I recently moved to a new city, and I’ve had trouble finding a solid brick-and-mortar bookstore (possibly because I know hardly anyone here, so it’s difficult to ask). Many of my book purchases have moved online, and I’ve had a great experience so far. Most of the books I order are pre-orders, and buying them online and having them shipped as early as the release date allows is a low-hassle way to get my books.
But I’ve realized that no matter how easy buying books online is, I buy different books, and in different quantities, when I’m in a physical store. Below are my findings about my different buying habits:
- Online I buy one book at a time. If I’m looking for The Rook by Daniel O’Malley, I buy The Rook. Online stores make this a very simple transaction.
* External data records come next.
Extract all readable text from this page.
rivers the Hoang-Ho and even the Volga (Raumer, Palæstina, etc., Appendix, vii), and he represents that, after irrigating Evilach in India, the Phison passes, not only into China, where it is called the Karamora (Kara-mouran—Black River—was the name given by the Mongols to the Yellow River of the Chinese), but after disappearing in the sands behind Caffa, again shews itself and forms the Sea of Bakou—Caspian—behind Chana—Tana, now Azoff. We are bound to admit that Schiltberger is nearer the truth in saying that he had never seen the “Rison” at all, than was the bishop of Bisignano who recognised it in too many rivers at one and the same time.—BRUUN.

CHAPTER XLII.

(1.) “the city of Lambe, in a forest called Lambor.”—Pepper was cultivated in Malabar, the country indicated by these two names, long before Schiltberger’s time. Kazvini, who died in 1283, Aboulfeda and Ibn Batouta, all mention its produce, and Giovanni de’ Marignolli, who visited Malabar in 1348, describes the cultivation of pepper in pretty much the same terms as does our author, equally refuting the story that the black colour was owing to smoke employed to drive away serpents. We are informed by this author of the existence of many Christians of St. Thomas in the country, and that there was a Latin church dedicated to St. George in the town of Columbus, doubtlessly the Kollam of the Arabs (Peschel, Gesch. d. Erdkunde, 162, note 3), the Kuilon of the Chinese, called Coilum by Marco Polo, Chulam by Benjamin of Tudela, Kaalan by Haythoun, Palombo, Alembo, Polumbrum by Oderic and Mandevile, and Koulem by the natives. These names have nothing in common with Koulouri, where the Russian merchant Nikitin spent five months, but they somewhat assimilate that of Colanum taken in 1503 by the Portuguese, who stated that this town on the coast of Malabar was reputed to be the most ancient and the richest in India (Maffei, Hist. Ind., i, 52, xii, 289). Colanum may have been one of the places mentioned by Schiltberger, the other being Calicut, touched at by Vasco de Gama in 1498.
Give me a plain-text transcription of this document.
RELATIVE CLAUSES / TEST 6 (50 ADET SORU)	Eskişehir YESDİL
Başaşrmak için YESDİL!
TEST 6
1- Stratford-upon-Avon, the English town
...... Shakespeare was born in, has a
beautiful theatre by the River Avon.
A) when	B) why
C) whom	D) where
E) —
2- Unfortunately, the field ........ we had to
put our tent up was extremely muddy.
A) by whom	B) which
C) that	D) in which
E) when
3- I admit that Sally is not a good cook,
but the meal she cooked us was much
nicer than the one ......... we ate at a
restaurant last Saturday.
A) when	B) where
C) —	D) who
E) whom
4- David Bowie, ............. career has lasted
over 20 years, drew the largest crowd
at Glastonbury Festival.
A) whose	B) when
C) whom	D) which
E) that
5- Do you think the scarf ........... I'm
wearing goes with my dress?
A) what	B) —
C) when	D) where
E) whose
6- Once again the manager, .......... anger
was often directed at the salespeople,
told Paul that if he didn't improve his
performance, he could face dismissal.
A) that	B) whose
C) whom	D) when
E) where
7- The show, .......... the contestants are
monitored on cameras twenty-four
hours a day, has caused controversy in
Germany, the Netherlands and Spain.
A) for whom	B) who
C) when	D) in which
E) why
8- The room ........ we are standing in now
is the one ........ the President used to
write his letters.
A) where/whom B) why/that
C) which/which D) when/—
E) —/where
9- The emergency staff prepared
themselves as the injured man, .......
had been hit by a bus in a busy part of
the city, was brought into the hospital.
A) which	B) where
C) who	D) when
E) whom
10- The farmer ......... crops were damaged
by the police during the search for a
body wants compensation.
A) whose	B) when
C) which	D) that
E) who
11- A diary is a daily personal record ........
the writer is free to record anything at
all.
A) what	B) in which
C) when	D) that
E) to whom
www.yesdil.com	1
- In brick-and-mortar stores I’m more open to books I’m not seeking. As an example, I visited my home town last week, and while at the local Barnes & Noble, I bought a book I’d never heard of, Myths of Origin by Catherynne M. Valente, because the cover caught my eye and the back cover copy intrigued me.
- In brick-and-mortar stores I buy more books. Especially if, while on my way to get what I’m looking for, I stumble across a book I’m not actually seeking (e.g. Myths of Origin).
- I prefer online stores for books I anticipate. Refer to my earlier statement about my pre-orders. If I know about the book in advance of the release date and it’s something I’m interested in, I buy it online. I’m guaranteed to get it faster than I would if I waited to go to a brick-and-mortar store.
- I prefer brick-and-mortar when I want to discover a book.
The last point is one I’d like to linger on. Online stores are easy, convenient, and have frequent discounts (I am particularly fond of the discounts I get for pre-ordering). But I’ve never found them compelling as a method of discovery, nor do I enjoy trolling review blogs and websites to find my next read (this is the method I often hear touted by ebook and online gurus). Discovering a book worth reading is almost as pleasurable as the read itself. With most books I “discovered” buried in the shelves of a bookstore or library, I remember what appealed to me first, what emotions I felt when I chose the book, whether the glue smelled uniquely appealing, and what rationale I had for purchasing it or checking it out in spite of the stack of books I already had in hand. I remember what was next to it on the shelves, and I remember those books when I next need to discover something new.
That experience, for me, has not been equaled or even approximated by the online buying experience. Despite all the doomsayers, some have predicted that brick-and-mortar stores won’t disappear, and I certainly hope that’s the case.
Given my thoughts and experiences, I wasn’t surprised when Digital Book World 2012 posted an article stating that ebook “power” buyers buy less than their print counterparts. I was surprised by DBW’s explanation for why—i.e., ebook buyers scout for cheap and free ebooks—though in retrospect it makes sense (especially because I still buy print books, so my experience doesn’t directly translate to ebooks). But in my experience with buying more books, and more unknown books, at brick-and-mortar stores, it makes perfect sense that online ebook purchases would generate less revenue.
Then again, maybe I’m a bizarre nostalgic offshoot who evolved an unnecessary need to smell a book to form a bond with it. What are your experiences with online and brick-and-mortar stores? Do your buying habits differ based on the setting? Do you still “need” brick-and-mortar stores to find your next read, or do you rely on other methods of discovery?